I am not sure if you speak english, but I’ll try anyway. If not, you can still copy and paste in a translator that will give you the french version …

As discussed previously with @poka , it seems the team already decided that using local storage to store private key is not appropriate concerning security issues. I don’t exactly know when the decision was taken and who took it on what knowledge…

From what I know, I come from the Solana ecosystem where we had these discussions about web local storage security. Solana is in the top 10 crypto currency by market cap. Not so much to bolster up, but just so you know that some Solana wallets are handling millions of $ in value and so security is something really, really important for the dev community. Especially because we already experienced many clever hacks that could have endanger the crypto ecosystem as a whole because people would distrust the technology.

That being said and without further addue, there is clearly a balance to find between usability and security. The best solution by far is to have a seed vault in your cell phone (see Saga mobile phone > Seed Vault).
But let’s be honest, even if everybody will get a seed vault in it’s wallet eventually, it’s not yet there. And it’s hard to ask every user to buy a brand new phone just to use crypto payment…
So concerning usability, the second best solution would be to use Web worker / local storage as a ledger. With HTTPS encryption for sending transaction, X-XSS-Protection to protect the local storage from cross-site injection and your key encrypted using AES, you’re pretty much protected against the majority of technical attacks.

Now, I don’t know if the June ecosystem long-term goal is to attract users, and especially non technical users. If that’s the case @vjrj 's solution is definitely beautifully solving the problem as it’s simple, can be used without technical knowledge and without having to download anything, and all that without compromising the security.
Of course, the web app can be hacked with great technical means like quantum computing, but so can a web extension and a mobile app. As a hacker, I can tell you that the easiest way to hack a payment solution is not to hack it technically but socially (= jack your password / mnemonic one way or the other, using phishing, scam, false app, keylogger, etc).

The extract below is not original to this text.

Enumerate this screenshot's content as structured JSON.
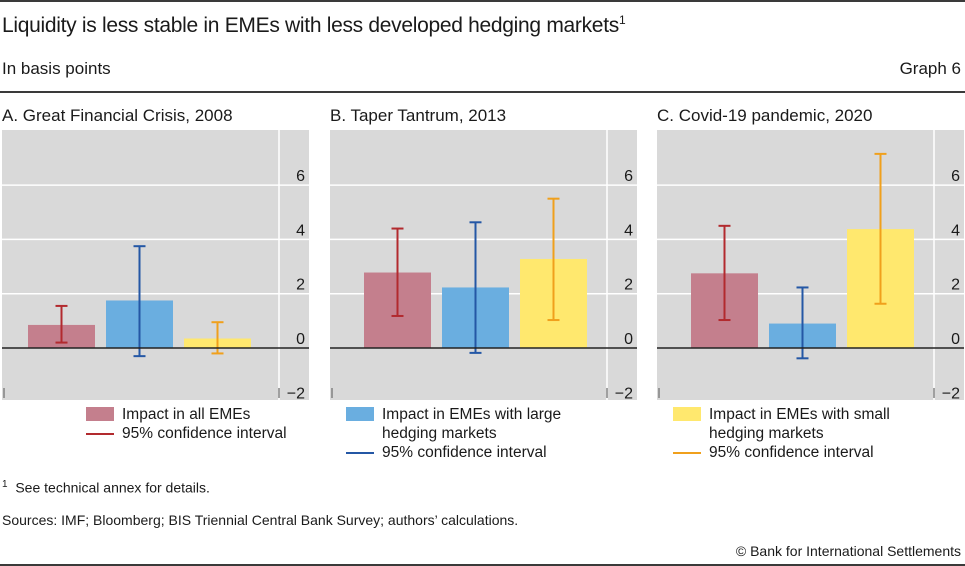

As a result, Solflare which is the most used wallet on Solana, has a web wallet, an extension and a mobile app. So far, the web wallet has still not been hacked despise billions of $ to get as a reward!
Having used it for 2 years, and make a lot of non-tech friends / family use it too, I realised that the solution they prefer is by far the web app. But they still consider it very complicated compared to Google Wallet. I know we are not competing with Google, still I really feel inspired by the simplicity and yet the security they offer to allow payments to everybody.
And I’m so far convinced that using a well protected web app with maximum security (encryption) and simplicity (get rid of wallet, address, mnemonic, etc) is the way to go. As most of users don’t care about those concepts as much as they don’t care about what is a microprocessor, ram, SoC when they use a mobile phone. They just want to use it without the constraints to enter a password, store a mnemonic, download an extension.

It’s just my opinion and I would be happy to hear your arguments / discuss about that :smiley:


Moi, je me contente de faire confiance aux développeurs.
Si cela leur semble sécure, ça me convient.

I just trust the developers.
If it seems safe to them, that’s fine with me.


Few time today but I added a FAQ with these questions so it’s more clear for users:

Thank indeed @poka for the cors fix. I’ll test and respond to both of you with more time.

DNS or just the server being compromised. As the user cannot choose not to update the client, the service admin can just update the server with the compromised version. This could be mitigated using in-browser verification, but this is not standard yet so it will protect too few people.

Meanwhile published releases are signed by at least one dev, and the users can wait for the approval of other devs to install a new version, if they have a doubt.

I think this is not about local storage, but the app being served remotely.